Barr’s DOJ has abruptly given notice that Flynn, who previously served as Trump’s national security adviser, deserves to spend up to half a year behind bars.
As noted by the Associated Press, DOJ attorneys laid their reasoning out in a sentencing memo, arguing that Flynn was failing to take responsibility for his actions.
The timetable here is crucial.
Following the 2016 election, Flynn met with Russia’s Ambassador Sergey Kislyak about sanctions that the Obama administration had imposed. Then, Flynn served as a national security adviser for less than a month in 2017 before submitting his resignation in February of that year.
In January 2017, Flynn was interviewed about the meeting by now-fired FBI official Peter Strzok.
Strzok reported that Flynn made misleading statements, an offense to which he subsequently plead guilty.
The DOJ originally recommended that Flynn was eligible to bypass prison time because of his willingness to extensively cooperate with investigators, including former Special Counsel Robert Mueller’s Russia probe.
Now, the DOJ has taken issue with Flynn’s legal team’s attacks on the Mueller investigation in recent months.
“Indeed, the government has reason to believe, through representations by the defendant’s counsel, that the defendant has retreated from his acceptance of responsibility in this case regarding his lies to the FBI,” prosecutors said when asking for a sentence of up to 6 months.
“For that reason,” the memo continues, “the government asks this Court to inquire of the defendant as to whether he maintains those apparent statements of innocence or whether he disavows them and fully accepts responsibility for his criminal conduct.”
In their sentencing memo, government lawyers say the interview between Flynn and Strzok was predicated on legitimate grounds.
There are countless issues surrounding Strzok, his role in the Russia probe, and this interview he had with Flynn.

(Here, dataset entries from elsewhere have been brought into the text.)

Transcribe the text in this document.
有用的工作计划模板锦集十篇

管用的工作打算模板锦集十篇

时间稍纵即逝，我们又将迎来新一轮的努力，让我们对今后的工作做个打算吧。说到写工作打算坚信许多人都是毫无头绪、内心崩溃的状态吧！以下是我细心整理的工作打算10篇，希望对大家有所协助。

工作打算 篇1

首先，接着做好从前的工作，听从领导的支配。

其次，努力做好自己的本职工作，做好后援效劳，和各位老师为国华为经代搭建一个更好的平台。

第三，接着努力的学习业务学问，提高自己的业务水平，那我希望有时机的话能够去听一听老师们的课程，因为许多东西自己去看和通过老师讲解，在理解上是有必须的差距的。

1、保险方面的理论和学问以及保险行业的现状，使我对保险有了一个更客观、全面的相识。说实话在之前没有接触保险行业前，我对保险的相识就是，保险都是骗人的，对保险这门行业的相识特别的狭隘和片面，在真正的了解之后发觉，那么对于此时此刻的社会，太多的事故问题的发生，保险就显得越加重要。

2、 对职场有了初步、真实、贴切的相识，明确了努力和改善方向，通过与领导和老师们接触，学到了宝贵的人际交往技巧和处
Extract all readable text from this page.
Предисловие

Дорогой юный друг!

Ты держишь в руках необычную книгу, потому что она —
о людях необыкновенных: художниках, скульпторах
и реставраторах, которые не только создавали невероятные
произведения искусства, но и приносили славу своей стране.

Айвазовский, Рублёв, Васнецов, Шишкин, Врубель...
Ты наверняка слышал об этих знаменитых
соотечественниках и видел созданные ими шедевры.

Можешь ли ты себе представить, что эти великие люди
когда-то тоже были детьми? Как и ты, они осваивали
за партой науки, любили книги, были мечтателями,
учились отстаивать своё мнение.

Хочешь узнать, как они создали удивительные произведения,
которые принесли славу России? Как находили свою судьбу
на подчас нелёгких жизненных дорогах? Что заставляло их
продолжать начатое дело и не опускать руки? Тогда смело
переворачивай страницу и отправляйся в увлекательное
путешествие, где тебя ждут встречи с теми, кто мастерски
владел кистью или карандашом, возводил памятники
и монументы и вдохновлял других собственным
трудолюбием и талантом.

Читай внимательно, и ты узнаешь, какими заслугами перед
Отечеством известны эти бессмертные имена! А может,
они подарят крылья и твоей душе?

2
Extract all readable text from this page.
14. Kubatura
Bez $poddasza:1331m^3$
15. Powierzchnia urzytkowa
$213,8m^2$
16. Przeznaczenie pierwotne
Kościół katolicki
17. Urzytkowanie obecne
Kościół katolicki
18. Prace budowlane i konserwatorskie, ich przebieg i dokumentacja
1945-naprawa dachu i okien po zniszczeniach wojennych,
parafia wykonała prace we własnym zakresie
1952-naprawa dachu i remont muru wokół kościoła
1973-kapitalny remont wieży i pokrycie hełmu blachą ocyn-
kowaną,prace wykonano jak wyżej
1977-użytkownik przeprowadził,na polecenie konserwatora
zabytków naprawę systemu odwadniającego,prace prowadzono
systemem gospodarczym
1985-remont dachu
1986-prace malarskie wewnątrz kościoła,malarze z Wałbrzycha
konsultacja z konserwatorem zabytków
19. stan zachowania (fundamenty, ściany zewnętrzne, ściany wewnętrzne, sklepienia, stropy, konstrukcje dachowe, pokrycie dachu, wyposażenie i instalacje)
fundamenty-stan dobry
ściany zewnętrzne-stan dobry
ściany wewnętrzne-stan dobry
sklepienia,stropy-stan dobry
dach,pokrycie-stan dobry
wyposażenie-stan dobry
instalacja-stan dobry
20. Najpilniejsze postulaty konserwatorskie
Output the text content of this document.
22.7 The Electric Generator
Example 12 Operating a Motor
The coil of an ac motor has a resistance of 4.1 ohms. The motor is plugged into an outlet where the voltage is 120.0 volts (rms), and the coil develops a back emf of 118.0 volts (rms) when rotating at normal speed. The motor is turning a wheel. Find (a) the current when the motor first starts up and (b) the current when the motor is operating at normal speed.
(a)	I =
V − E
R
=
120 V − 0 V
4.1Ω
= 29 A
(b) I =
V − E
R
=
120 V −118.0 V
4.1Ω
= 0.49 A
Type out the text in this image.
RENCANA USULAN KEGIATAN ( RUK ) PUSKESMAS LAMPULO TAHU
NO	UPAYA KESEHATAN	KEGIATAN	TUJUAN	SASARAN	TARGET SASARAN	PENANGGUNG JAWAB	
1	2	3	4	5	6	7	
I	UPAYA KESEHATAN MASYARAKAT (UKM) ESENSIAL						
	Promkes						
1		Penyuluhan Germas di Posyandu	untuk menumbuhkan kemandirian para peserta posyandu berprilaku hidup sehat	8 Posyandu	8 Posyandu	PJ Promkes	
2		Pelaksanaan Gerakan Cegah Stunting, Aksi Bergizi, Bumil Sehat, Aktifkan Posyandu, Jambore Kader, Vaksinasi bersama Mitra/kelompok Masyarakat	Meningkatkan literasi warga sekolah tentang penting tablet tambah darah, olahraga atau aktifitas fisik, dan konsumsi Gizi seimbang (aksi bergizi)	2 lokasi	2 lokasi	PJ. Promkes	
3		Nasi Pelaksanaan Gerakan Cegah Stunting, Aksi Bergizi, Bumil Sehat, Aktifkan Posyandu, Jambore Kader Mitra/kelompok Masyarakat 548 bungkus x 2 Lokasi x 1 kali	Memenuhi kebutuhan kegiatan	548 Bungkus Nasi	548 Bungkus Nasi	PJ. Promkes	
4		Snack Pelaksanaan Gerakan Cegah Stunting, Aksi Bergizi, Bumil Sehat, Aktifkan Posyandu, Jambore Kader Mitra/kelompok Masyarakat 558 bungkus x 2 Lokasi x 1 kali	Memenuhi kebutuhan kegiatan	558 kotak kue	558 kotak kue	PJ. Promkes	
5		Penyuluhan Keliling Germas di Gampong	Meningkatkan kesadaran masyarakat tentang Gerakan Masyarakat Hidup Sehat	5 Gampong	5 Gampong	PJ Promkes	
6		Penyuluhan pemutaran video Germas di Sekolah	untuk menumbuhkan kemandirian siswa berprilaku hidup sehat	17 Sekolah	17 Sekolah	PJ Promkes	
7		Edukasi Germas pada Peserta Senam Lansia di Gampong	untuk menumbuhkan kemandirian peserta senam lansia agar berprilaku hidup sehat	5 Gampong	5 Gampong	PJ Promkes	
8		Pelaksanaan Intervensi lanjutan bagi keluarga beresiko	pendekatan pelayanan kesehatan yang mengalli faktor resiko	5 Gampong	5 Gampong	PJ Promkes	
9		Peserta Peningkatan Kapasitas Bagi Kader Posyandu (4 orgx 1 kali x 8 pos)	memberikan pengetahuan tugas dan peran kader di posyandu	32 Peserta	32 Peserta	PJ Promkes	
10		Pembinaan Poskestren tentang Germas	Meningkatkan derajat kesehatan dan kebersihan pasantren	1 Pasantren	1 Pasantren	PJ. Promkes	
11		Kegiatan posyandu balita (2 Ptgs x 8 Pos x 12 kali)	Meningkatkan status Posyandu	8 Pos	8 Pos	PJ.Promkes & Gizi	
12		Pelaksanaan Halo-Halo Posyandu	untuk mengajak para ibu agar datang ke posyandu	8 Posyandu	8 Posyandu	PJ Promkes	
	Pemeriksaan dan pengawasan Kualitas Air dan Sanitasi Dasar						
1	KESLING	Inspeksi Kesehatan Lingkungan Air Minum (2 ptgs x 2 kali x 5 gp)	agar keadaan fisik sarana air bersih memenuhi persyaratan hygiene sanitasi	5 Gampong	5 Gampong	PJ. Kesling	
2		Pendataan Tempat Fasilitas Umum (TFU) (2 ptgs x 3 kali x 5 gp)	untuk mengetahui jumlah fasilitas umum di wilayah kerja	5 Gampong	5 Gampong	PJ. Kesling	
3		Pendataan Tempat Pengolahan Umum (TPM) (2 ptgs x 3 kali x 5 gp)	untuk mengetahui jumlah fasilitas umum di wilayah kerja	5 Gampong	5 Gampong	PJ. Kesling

Strzok served as the No. 2 counterintelligence analyst at the FBI before being fired from Mueller’s team after an internal probe found that he had sent hundreds of anti-Trump text messages to Lisa Page, a former lawyer at the FBI lawyer with whom he was having an affair.
In several of those messages to Page, Strzok called Trump supporters a bunch of ignorant hillbillies; spoke about an “insurance policy” in the case that Trump won the election; mentioned a “secret society” to unseat a duly elected president; and implied that he and others at the bureau would never let Trump be president.
Beyond that, Trump has subtly suggested that he is open to issuing a pardon for Flynn because he was treated “very unfair” in the Russia probe.
While speaking to reporters on Christmas Eve, the president expressed sympathy toward former associates Roger Stone and Flynn amid speculation over whether he might consider pardons in connection with the Russia investigation he calls a “witch hunt.”
“Am I going to pardon him? Well, I hadn’t thought of it,” Trump said. “I think it’s very tough what they did compared to what they do to other people on their side.”
Many are calling on Trump to pardon them all after he likely wins re-election in 2020.